A method for measuring the relative information content of data from different monitoring protocols


Correspondence author. E-mail: mmunson@cs.cornell.edu


1. Species monitoring is an essential component of assessing conservation status, predicting effects of habitat change and establishing management and conservation priorities. The pervasive access to the Internet has led to the development of several extensive monitoring projects that engage massive networks of volunteers who provide observations following relatively unstructured protocols. However, the value of these data is largely unknown.
2. We develop a novel cross-data validation method for measuring the value of survey data from one source (e.g. an Internet checklist program) relative to a second, benchmark data source. The method fits a model to the data of interest and validates the model using benchmark data, allowing us to isolate the training data's information content from its biases. We also define a data efficiency ratio to quantify the relative efficiency of the data sources.

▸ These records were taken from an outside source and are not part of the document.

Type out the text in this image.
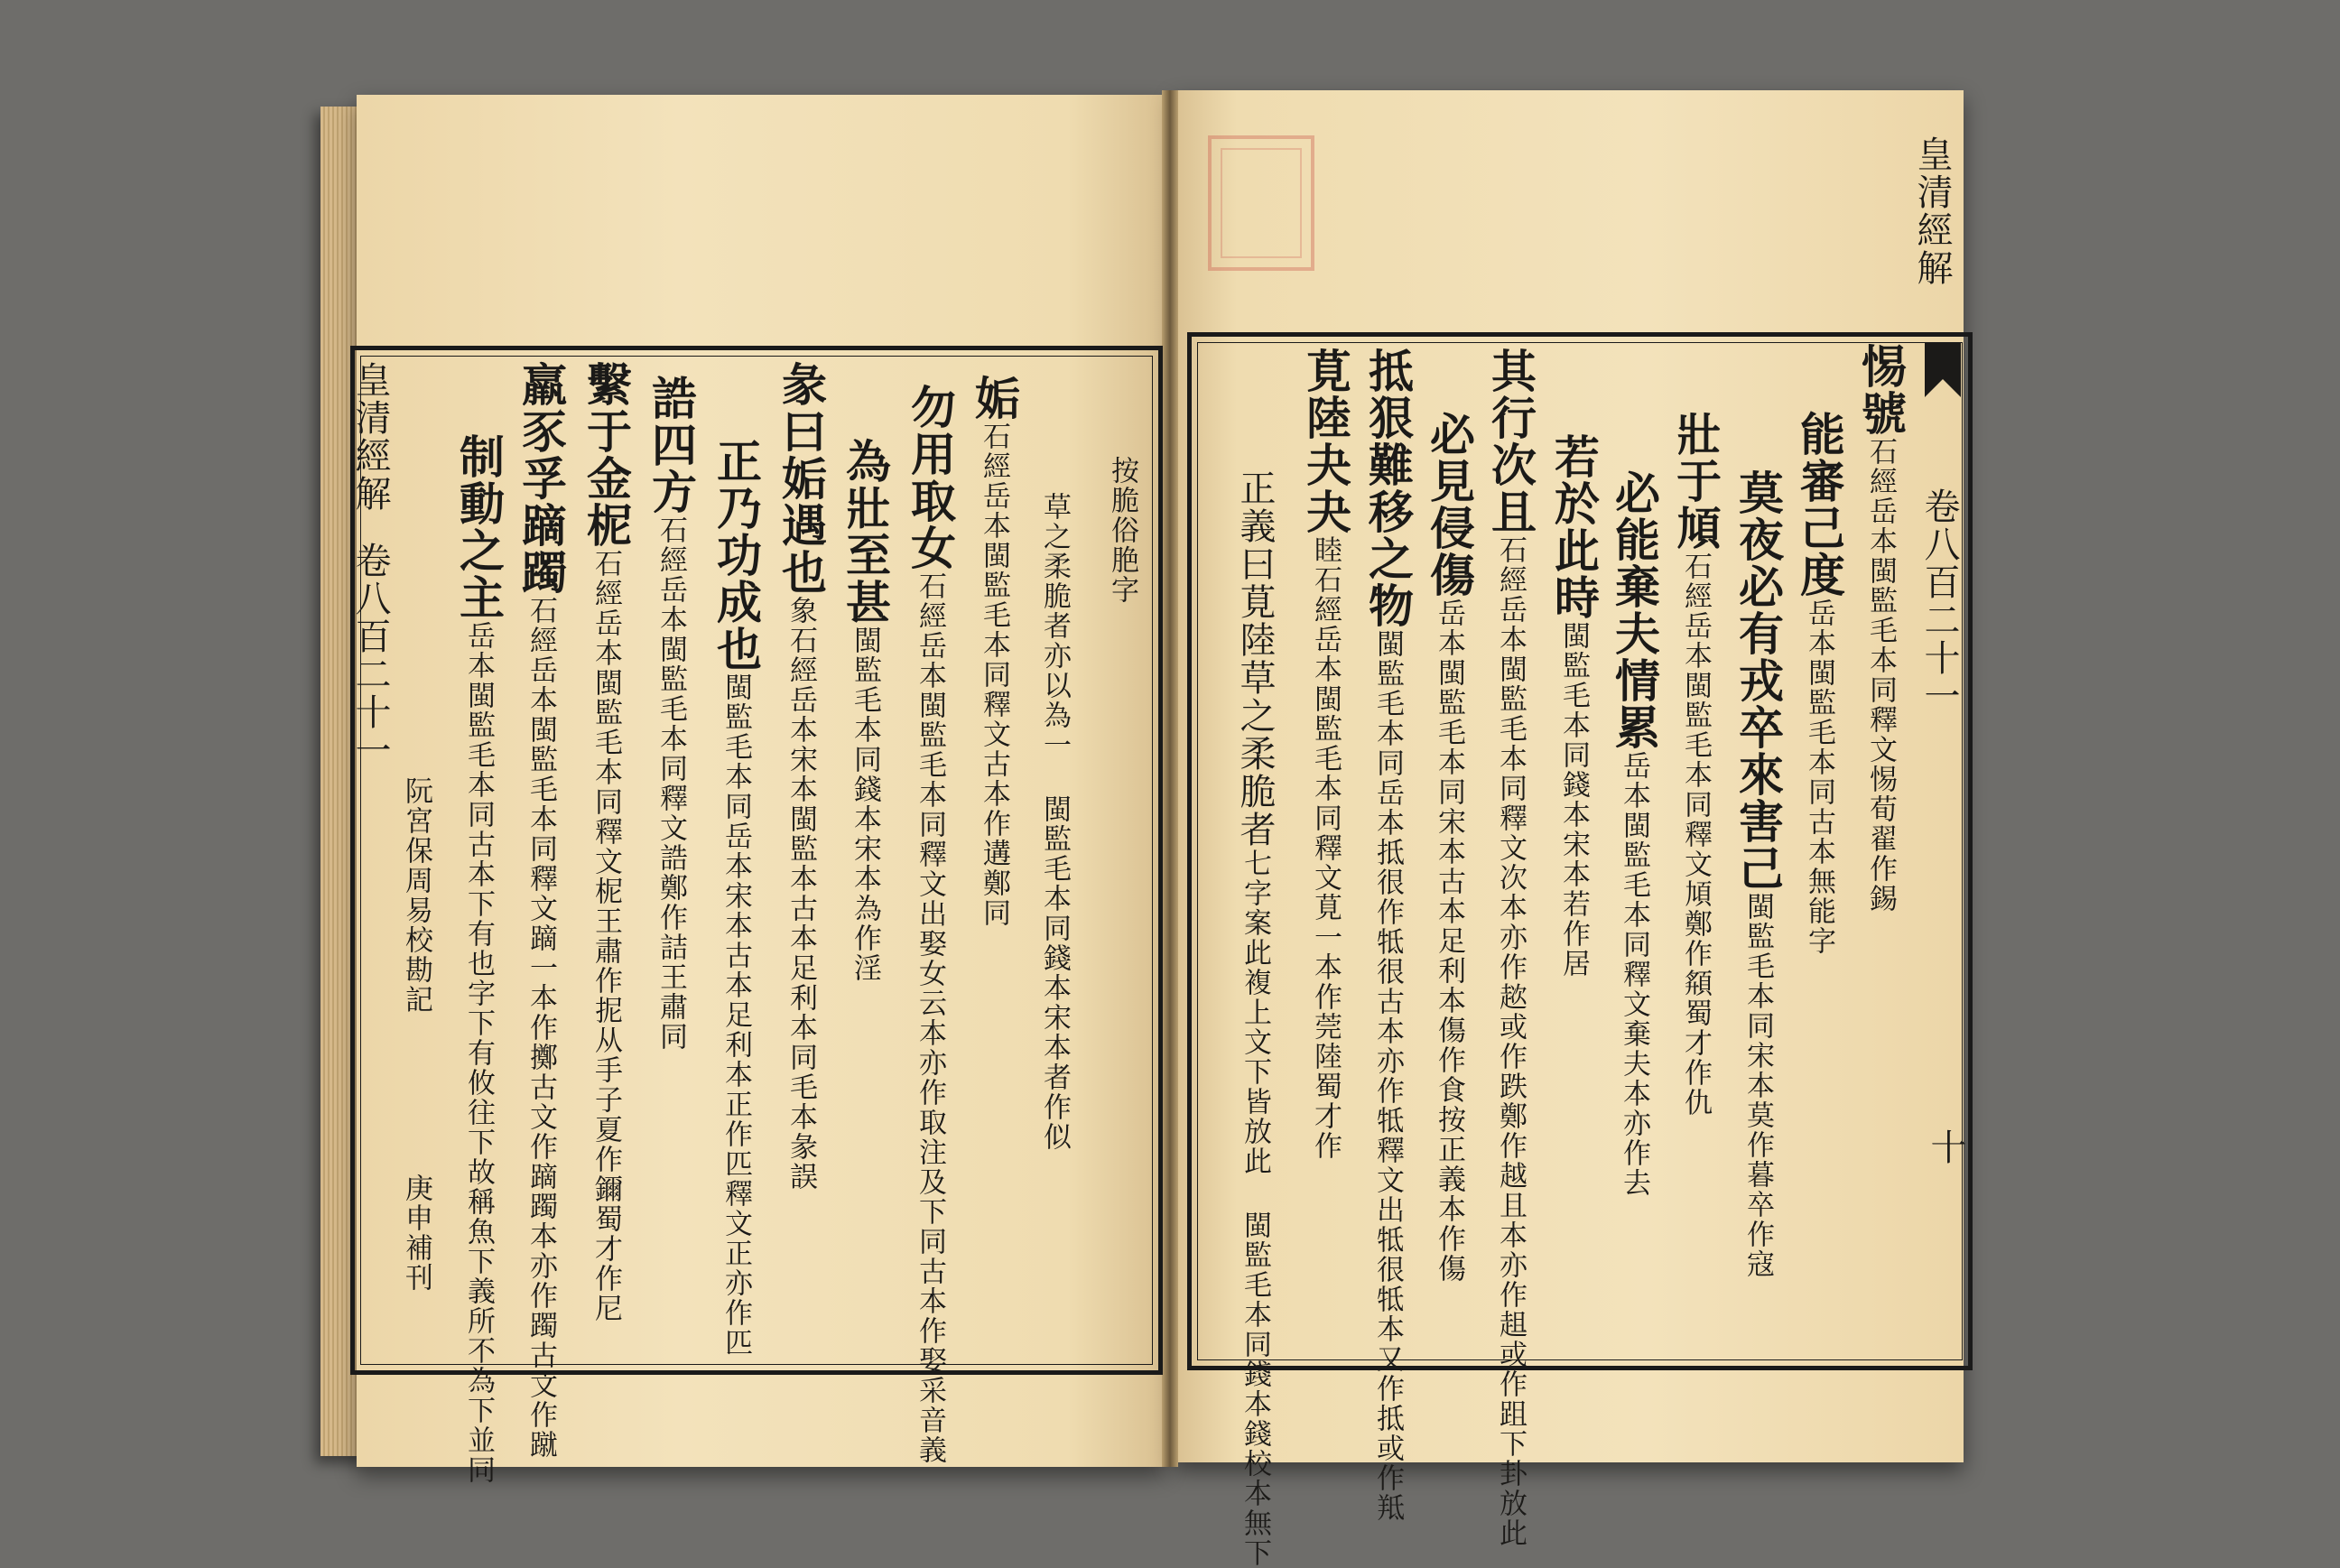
皇清經解
卷八百二十一
阮宮保周易校勘記
庚申補刊
按脆俗脃字
草之柔脆者亦以為一 閩監毛本同錢本宋本者作似
姤石經岳本閩監毛本同釋文古本作遘鄭同
勿用取女石經岳本閩監毛本同釋文出娶女云本亦作取注及下同古本作娶采音義
為壯至甚閩監毛本同錢本宋本為作淫
彖曰姤遇也象石經岳本宋本閩監本古本足利本同毛本彖誤
正乃功成也閩監毛本同岳本宋本古本足利本正作匹釋文正亦作匹
誥四方石經岳本閩監毛本同釋文誥鄭作詰王肅同
繫于金柅石經岳本閩監毛本同釋文柅王肅作抳从手子夏作鑈蜀才作尼
羸豕孚蹢躅石經岳本閩監毛本同釋文蹢一本作擲古文作蹢躅本亦作躅古文作蹴
制動之主岳本閩監毛本同古本下有也字下有攸往下故稱魚下義所不為下並同
皇清經解
卷八百二十一
十
惕號石經岳本閩監毛本同釋文惕荀翟作錫
能審己度岳本閩監毛本同古本無能字
莫夜必有戎卒來害己閩監毛本同宋本莫作暮卒作寇
壯于頄石經岳本閩監毛本同釋文頄鄭作頯蜀才作仇
必能棄夫情累岳本閩監毛本同釋文棄夫本亦作去
若於此時閩監毛本同錢本宋本若作居
其行次且石經岳本閩監毛本同釋文次本亦作趑或作跌鄭作越且本亦作趄或作跙下卦放此
必見侵傷岳本閩監毛本同宋本古本足利本傷作食按正義本作傷
抵狠難移之物閩監毛本同岳本抵很作牴很古本亦作牴釋文出牴很牴本又作抵或作羝
莧陸夬夬睦石經岳本閩監毛本同釋文莧一本作莞陸蜀才作
正義曰莧陸草之柔脆者七字案此複上文下皆放此 閩監毛本同錢本錢校本無下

3. We apply our cross-data validation method to quantify the value of data collected in eBird – a western hemisphere, year-round citizen science bird checklist project – relative to data from the highly standardized North American Breeding Bird Survey (BBS). The results show that eBird data contain information similar in quality to that in BBS data, while the information per BBS datum is higher.
4. We suggest that these methods have more general use in evaluating the suitability of sources of data for addressing specific questions for taxa of interest.